Wasn’t that such an awesome episode? Blast doors! Balloon! Parachute food! Ow, my legs!
Locked Down Locke
Locke is big on the concept of the Island being an agent of Fate, and twice now, something big has happened which coincided with him losing the use of his legs: the death of Boone — which he once referred to as a sacrifice that the Island desired — and now the Hatch lockdown. It could be said that Fate operated to trap Locke just where he could see the Blast Door Map when the black lights came on. It could also be said that Fate made him a moody, gullible, codependency addict with father issues. That scene at the airport motel was a clear trinity of Locke Disasters, past, present, and future: his grifter “father,” the passing Oceanic planes foreshadowing the coming crash, and one of TV History’s Most Pathetic Wedding Proposals.
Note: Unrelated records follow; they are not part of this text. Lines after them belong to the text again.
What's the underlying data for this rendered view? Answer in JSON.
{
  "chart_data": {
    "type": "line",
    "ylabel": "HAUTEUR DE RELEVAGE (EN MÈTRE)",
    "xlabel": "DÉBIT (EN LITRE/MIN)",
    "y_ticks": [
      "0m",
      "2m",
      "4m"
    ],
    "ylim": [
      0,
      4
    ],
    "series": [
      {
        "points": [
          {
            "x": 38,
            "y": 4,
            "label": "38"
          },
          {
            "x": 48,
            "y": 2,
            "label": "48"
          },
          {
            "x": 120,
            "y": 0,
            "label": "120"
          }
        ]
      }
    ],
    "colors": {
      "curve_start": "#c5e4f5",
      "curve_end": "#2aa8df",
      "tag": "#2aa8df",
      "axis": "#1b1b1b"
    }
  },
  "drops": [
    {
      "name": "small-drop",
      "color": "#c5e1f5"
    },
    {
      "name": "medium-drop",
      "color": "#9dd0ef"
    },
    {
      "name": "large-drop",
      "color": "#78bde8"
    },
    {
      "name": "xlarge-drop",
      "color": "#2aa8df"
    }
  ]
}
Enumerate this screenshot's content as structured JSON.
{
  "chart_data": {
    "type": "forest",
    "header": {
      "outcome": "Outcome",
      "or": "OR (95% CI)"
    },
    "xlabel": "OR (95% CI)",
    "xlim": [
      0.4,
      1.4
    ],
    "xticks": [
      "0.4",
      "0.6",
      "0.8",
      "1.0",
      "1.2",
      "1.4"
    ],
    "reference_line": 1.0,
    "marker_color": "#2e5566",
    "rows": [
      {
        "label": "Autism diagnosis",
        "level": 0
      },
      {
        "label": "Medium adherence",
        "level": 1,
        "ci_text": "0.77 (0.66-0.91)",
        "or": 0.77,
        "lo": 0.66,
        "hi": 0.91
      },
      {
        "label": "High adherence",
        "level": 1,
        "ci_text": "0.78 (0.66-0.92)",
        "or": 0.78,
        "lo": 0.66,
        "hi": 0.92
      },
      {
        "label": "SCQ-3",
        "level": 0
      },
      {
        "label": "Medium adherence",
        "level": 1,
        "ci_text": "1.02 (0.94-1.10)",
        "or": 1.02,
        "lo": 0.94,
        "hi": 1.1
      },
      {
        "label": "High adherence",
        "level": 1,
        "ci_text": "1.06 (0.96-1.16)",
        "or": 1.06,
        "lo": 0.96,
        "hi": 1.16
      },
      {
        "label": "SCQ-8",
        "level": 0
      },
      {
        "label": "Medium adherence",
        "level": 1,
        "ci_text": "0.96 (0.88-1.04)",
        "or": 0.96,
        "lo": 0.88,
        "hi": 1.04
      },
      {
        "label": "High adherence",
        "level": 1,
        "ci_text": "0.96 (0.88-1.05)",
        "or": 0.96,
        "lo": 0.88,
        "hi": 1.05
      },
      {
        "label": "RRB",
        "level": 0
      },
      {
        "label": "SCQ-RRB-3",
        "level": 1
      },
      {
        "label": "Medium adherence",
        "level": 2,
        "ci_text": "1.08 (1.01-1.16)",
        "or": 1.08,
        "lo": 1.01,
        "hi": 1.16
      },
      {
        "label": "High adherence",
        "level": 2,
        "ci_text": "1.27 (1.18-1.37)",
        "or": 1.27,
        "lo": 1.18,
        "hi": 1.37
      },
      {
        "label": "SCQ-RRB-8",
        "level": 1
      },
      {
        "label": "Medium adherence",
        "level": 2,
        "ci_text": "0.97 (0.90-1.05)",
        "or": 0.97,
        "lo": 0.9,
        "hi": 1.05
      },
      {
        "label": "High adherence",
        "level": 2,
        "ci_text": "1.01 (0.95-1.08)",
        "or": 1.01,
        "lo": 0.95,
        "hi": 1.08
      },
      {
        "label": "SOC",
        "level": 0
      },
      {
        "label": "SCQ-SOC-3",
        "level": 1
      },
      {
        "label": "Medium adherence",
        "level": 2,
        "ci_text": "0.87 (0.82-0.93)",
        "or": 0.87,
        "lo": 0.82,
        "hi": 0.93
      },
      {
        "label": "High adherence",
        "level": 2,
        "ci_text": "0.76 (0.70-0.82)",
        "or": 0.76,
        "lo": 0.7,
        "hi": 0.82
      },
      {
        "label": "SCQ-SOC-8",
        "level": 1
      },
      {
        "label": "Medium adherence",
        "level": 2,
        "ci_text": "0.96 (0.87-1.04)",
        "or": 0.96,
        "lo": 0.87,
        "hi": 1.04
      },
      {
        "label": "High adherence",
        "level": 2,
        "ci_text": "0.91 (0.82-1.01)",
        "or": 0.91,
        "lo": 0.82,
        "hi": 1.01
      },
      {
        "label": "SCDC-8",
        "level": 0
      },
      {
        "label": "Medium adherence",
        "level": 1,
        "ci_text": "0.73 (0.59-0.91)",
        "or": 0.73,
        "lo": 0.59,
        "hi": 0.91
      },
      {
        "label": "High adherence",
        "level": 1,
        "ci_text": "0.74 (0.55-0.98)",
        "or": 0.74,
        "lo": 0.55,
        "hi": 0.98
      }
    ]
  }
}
Oh, and in case you missed it, the lady whose home Locke was inspecting? It was Nadia, Sayid’s childhood friend who escaped from Iraq.
Now, all this time I figured that Fake Henry Gale (FHG) was clearly lying, simply because his name was taken from The Wizard of Oz, and I was waiting for someone in the show to point that out. But no, there actually was a Real Henry Gale (RHG), as his driver’s license showed. What I’m wondering now is, if FHG knew that Sayid and Co. would find the balloon based on his map, and would find RHG’s body, why didn’t he bolt when he had a chance, and why was he so earnest in asking Sayid if they had found his balloon? It’s unlikely that he would think Sayid wouldn’t dig up the grave site. No, I think LOST still plans to leave the Other-ness of Fake Henry Gale in question, and it’ll be interesting to see what explanation he gives for his lies in the next episode. Maybe he’s defecting.
Update: After seeing 2.18, it looks like he’s an Other. Okay.
After seeing the food drop, Amy joked that the whole island scenario is just a gigantic Skinner Box, especially given that the Orientation film mentions B.F. Skinner. It’s actually a plausible theory; one story about the Skinner Box was that in a cage where food was delivered consistently with every press of a switch, the rat would eventually learn to trigger the switch only when it was hungry, but in a cage where delivery of food would only occur on random presses, the rat would begin to push the switch repeatedly, even when not hungry — like a gambler playing at slots. Note that this episode featured a poker game between Jack and Sawyer, gambling with food.